Euan McSherry: The perils of interdicts

Euan McSherry: The perils of interdicts

Euan McSherry

Strong-arm tactics against whistleblowers, and over-reaching in litigation, can backfire badly for businesses – with severe consequences, writes Euan McSherry.

A recent Scottish court ruling (Martin McGowan v Springfield Properties) highlights the dangers businesses face when using legal interdicts (or injunctions, under English law) to silence whistleblowers, leading to substantial damages and reputational harm.

Martin McGowan, formerly a client of Springfield Properties, alleged unsafe practices at Springfield sites involving asbestos and other hazardous materials. In 2016, Springfield denied the claims and obtained an interim interdict preventing McGowan from repeating the allegations. The company argued the claims were false.

However, in 2020, Springfield pled guilty to criminal charges under the Health and Safety at Work Act 1974, confirming the presence of asbestos on their sites. Following this conviction, McGowan successfully applied for recall of the interdict in 2021. The court granted absolvitor, meaning McGowan had committed no wrong, and the interdict was deemed unjustified.

McGowan then sued Springfield for damages, claiming the interdict had led to blacklisting in the construction industry. Springfield argued the claim was time-barred under the five-year negative prescription rule and that McGowan still needed to prove the interdict was wrongfully obtained. The Outer House rejected the prescription argument but agreed McGowan had to prove wrongful interdiction.

On appeal, the Inner House sided with McGowan. It ruled that the interdict was a continuing wrong under the Prescription and Limitation (Scotland) Act 1973, meaning the prescriptive period began only when the interdict was recalled. The court also held that the decree of absolvitor was final and binding, making the wrongful nature of the interdict res judicata. Springfield’s criminal conviction further supported McGowan’s original allegations.

The case returned to the Outer House to assess causation and damages. Springfield attempted to introduce undisclosed documents during cross-examination, which the court rejected as an ambush. They also tried to suggest a contractual document was a sham without prior notice in pleadings. Again, the court disallowed the line of questioning due to lack of fair notice.

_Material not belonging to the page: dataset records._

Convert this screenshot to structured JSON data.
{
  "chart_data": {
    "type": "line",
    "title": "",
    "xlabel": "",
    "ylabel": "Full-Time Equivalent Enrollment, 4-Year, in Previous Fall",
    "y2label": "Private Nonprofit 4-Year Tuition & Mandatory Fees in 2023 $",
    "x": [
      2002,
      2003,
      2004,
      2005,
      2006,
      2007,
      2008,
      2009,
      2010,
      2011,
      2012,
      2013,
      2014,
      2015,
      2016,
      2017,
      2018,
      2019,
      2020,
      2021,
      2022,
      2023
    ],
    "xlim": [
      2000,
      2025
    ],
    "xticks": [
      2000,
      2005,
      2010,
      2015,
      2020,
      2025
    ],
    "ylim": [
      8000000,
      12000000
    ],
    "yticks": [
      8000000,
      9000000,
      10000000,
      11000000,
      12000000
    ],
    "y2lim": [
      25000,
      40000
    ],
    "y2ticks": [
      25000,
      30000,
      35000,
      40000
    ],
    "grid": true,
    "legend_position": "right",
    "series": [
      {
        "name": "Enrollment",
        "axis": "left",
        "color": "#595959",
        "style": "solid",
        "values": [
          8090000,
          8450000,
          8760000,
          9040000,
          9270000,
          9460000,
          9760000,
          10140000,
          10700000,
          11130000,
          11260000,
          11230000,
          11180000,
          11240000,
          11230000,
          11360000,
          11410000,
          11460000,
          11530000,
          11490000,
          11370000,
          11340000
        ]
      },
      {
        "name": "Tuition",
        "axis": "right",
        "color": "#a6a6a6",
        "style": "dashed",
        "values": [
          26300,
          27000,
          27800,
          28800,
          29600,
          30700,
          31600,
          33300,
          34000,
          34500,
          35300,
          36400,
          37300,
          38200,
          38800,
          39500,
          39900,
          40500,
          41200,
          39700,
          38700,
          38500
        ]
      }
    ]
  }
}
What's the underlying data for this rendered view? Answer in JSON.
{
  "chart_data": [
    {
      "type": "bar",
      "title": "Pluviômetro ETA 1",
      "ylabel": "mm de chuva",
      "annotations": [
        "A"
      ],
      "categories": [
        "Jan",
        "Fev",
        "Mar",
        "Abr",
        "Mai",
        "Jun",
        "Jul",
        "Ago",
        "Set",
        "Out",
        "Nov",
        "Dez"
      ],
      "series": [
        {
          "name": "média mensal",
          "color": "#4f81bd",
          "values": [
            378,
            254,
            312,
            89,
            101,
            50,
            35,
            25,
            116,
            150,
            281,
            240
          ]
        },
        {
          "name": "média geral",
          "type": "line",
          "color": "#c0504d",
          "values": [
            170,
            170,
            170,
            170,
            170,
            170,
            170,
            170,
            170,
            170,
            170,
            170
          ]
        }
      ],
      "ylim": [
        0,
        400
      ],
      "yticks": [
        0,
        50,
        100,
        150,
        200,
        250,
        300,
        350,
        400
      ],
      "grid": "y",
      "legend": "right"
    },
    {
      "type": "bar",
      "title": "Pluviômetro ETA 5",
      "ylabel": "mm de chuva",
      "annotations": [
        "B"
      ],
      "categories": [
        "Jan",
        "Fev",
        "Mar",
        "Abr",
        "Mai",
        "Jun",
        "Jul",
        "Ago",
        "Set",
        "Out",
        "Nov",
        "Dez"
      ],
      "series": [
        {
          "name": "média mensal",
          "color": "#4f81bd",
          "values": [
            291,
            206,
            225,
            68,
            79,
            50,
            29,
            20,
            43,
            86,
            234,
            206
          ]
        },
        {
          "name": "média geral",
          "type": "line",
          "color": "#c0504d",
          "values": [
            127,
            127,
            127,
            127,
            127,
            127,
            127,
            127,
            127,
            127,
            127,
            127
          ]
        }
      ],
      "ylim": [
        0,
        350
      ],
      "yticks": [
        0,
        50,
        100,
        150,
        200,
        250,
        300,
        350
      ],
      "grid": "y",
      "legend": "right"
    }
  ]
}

Springfield argued McGowan should have mitigated his losses by seeking earlier recall of the interdict. The court dismissed this, noting that the duty to mitigate arises only after the wrongful act ends. Since the interdict was a continuing wrong, mitigation was not applicable until its recall.

The court found that the interdict caused McGowan distress, reputational damage, and loss of earnings. £25,000 was awarded for the mental health impact, and £20,000 for reputational harm, referencing Munro v Brown (2011). The largest award was for lost earnings. McGowan claimed he missed out on a multi-million-pound contract due to the interdict. The court assessed his chance of securing the contract at 66 per cent, awarding £247,080 based on expert accounting evidence.

A further £50,000 was awarded for general loss of employment opportunities, acknowledging the impact of the interdict and external factors like the pandemic. Interest was calculated from the date of the wrongful act in 2016, not the date of recall, applying four per cent during the interdict period and eight per cent thereafter. The total award, including interest, reached £558,033, with further expenses pending.

This case underscores the risks businesses face when seeking interim interdicts. If the interdict is later recalled and found wrongful, the company may be liable for significant damages. The judgment confirms that recall and decree of absolvitor are conclusive evidence of wrongful interdiction. It also clarifies that the prescriptive period begins only when the interdict ends, and that mitigation duties do not apply during ongoing wrongs.

The decision reinforces the importance of procedural fairness. Attempts to introduce surprise evidence or raise new allegations without proper notice were rejected. The case also illustrates how damages for loss of chance, particularly in commercial contexts, can be substantial.

Unlike in England, where a cross-undertaking in damages is required when seeking an injunction, Scots law places the risk squarely on the party seeking the interdict. Businesses must weigh this risk carefully. Misuse of legal tools to suppress whistleblowing or dissent can lead not only to reputational damage but also to heavy financial liability.